Привет герою! — окликнул я Ефимова и гут же мысленно наделил себя подзатыльником, поняв, что хочу похвастаться перед ним своим ранением. Ефимов проходил мимо подводы последним, если не считать прикрывавшего санитарный обоз тылового охранения. Он шел как пьяный, не замечая ни хлеставших его по лицу ветвей, ни неровностей дороги. Услышав мое приветствие, он вскинул голову, скривил в злой усмешке губы, схватился рукой за грядку телеги. Таким я никогда его раньше не видел.

— Герой, говоришь. — Он смотрел не на меня, а прямо перед собой.

— Факт, герой! Котиковы герои, Покатило, и ты герой!..

— Чепуха! — В его голосе прозвучали те же нотки, что слышались в глухих стонах тяжело раненного пулеметчика. — Чепуха! Ничего ты не понимаешь. А я все тогда понял, в ту минуту. А сейчас это «все» начинает ускользать. В ту минуту я жизнь свою заново пережил. Что за жизнь была у меня до войны? Материально обеспечен, заграничных вещей накупил, Лещенко с Вертинским увлекался. Вино, женщины… Только их, женщин, много, а родина одна… Женщина простит, а родина?..

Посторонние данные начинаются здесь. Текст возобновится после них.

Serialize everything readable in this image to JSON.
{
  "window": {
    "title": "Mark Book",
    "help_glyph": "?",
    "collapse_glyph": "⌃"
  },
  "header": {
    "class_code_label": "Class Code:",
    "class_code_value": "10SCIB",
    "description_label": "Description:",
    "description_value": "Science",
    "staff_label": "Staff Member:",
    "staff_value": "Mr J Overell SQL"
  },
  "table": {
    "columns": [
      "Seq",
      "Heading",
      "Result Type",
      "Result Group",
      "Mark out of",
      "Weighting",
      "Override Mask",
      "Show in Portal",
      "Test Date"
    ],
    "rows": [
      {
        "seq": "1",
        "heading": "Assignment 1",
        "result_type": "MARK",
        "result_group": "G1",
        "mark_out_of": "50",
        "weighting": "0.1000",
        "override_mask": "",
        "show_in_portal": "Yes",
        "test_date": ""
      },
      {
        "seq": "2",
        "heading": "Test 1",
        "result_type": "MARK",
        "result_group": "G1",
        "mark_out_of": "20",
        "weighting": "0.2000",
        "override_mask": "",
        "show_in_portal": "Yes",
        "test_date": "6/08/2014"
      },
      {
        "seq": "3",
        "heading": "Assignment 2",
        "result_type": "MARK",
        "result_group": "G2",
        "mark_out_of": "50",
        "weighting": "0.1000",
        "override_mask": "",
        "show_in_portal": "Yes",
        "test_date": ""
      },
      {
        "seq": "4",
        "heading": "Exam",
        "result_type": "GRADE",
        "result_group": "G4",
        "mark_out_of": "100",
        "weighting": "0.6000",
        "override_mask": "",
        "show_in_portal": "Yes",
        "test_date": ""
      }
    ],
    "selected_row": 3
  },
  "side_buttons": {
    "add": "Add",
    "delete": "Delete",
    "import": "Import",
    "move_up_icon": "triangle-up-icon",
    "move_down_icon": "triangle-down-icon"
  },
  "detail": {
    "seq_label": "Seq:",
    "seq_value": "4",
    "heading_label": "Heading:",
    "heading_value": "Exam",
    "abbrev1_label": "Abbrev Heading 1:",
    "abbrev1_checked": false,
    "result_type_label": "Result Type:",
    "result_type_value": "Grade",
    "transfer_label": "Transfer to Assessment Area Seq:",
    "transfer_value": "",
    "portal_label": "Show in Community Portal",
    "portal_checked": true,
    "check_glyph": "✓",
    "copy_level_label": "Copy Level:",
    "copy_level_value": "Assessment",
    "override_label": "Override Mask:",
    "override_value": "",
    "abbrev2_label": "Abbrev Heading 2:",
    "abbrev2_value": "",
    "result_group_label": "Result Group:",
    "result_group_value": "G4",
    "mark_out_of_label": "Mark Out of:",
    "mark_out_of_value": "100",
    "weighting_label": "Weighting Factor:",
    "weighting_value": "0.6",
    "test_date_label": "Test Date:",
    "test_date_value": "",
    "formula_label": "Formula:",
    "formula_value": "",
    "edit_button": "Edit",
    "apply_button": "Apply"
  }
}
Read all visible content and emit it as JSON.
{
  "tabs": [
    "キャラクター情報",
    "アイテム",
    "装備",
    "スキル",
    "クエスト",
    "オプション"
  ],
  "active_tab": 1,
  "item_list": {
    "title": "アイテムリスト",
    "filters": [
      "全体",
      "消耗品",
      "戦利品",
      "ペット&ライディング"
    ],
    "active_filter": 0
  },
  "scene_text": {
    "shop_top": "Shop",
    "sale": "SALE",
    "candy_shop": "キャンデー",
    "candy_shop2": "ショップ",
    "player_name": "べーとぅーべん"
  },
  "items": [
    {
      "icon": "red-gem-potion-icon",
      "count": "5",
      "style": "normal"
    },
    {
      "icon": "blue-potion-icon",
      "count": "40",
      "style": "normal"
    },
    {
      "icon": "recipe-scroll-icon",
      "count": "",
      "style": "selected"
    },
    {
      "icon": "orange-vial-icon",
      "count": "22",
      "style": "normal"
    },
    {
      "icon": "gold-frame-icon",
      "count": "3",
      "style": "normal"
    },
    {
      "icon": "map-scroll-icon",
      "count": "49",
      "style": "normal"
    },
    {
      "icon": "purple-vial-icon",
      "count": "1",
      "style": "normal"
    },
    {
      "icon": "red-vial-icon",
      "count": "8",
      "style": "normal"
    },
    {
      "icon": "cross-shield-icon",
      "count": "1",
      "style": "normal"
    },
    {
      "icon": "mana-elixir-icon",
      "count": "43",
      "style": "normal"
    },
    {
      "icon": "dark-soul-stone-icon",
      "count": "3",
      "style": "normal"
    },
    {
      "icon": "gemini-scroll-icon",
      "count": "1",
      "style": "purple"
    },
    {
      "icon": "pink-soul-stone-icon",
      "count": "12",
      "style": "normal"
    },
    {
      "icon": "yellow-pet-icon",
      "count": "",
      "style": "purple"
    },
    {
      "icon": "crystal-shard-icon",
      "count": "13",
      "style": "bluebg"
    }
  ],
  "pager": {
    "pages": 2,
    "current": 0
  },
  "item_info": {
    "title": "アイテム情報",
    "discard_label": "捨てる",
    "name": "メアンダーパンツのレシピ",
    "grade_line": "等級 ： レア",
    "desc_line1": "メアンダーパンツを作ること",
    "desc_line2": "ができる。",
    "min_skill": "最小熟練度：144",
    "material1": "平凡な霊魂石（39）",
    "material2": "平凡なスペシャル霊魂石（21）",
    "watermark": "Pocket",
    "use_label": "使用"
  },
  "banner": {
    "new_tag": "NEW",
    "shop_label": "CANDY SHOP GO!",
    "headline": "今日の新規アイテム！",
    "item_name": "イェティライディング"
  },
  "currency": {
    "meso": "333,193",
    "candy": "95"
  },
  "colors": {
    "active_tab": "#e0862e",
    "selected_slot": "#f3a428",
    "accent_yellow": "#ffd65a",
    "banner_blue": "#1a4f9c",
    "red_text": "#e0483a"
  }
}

Я с беспокойством присматривался к Ефимову: не рехнулся ли часом наш начштаба? А Ефимов продолжал свой путаный монолог, стреляя короткими очередями слов:

— Видно, совсем не любил я. Плохо любил. Разучился любить. Если и любил, то любил за то, что она давала мне… женщина, родина… Что я давал взамен? Женщине — букетик, ресторан, оперетку… А родине? Членские взносы — исправно, пламенная речь на собрании, самый тяжелый плакат на Первое мая тащил… В газете работал, о родине только и писал, деньгу заколачивал на печатном патриотизме. Затаскал слова, торговал ими, жонглировал словами большого смысла. Сам издевался над ними, над легковерностью простачков. Плохо? Я приучил себя видеть только плохое кругом. В юности было иначе, но потом ударила меня жизнь в тридцать седьмом. Нет, решил я, и не будет никакой правды на земле! Котиковы заставили меня вспомнить правду моей юности. Надолго ли? Видно, не всегда дерево туда валится, куда оно подрублено. Я теперь правду нащупать могу. А тогда… выкрутился кое-как, решил подражать карьеристам и приспособленцам — тем, кого всегда ругал и кому тайно завидовал. Потом — плен. И опять как в тридцать седьмом… В конце концов, думаю, нет ничего в этом мире дороже для Ефимова, чем его собственная шкура, то бишь персона. Разве не умней он, не тоньше организован большинства людей? Александр Ефимов — мыслящий человек, аристократ духа, белая кость! Ну, напялит Ефимов немецкий мундир, сменит еще раз личину. Что от этого изменится в мировом масштабе? Важно, чтобы жил Ефимов. И в отряде — что я защищал? Кого поддерживал? Выслуживался, выжигал не железом позор, а подхалимажем. А сегодня все сломалось. Эта минута стоила всей моей жизни… Что за сила толкнула Котиковых на смерть? Сколько раз я писал об этой силе, не понимая ее, я топил ее в штампах… Я знаю, знаю теперь эту силу… И все же не завидую я сейчас Котиковым. Так что же? Возврат к старому: самая геройская смерть не стоит самой худой жизни?..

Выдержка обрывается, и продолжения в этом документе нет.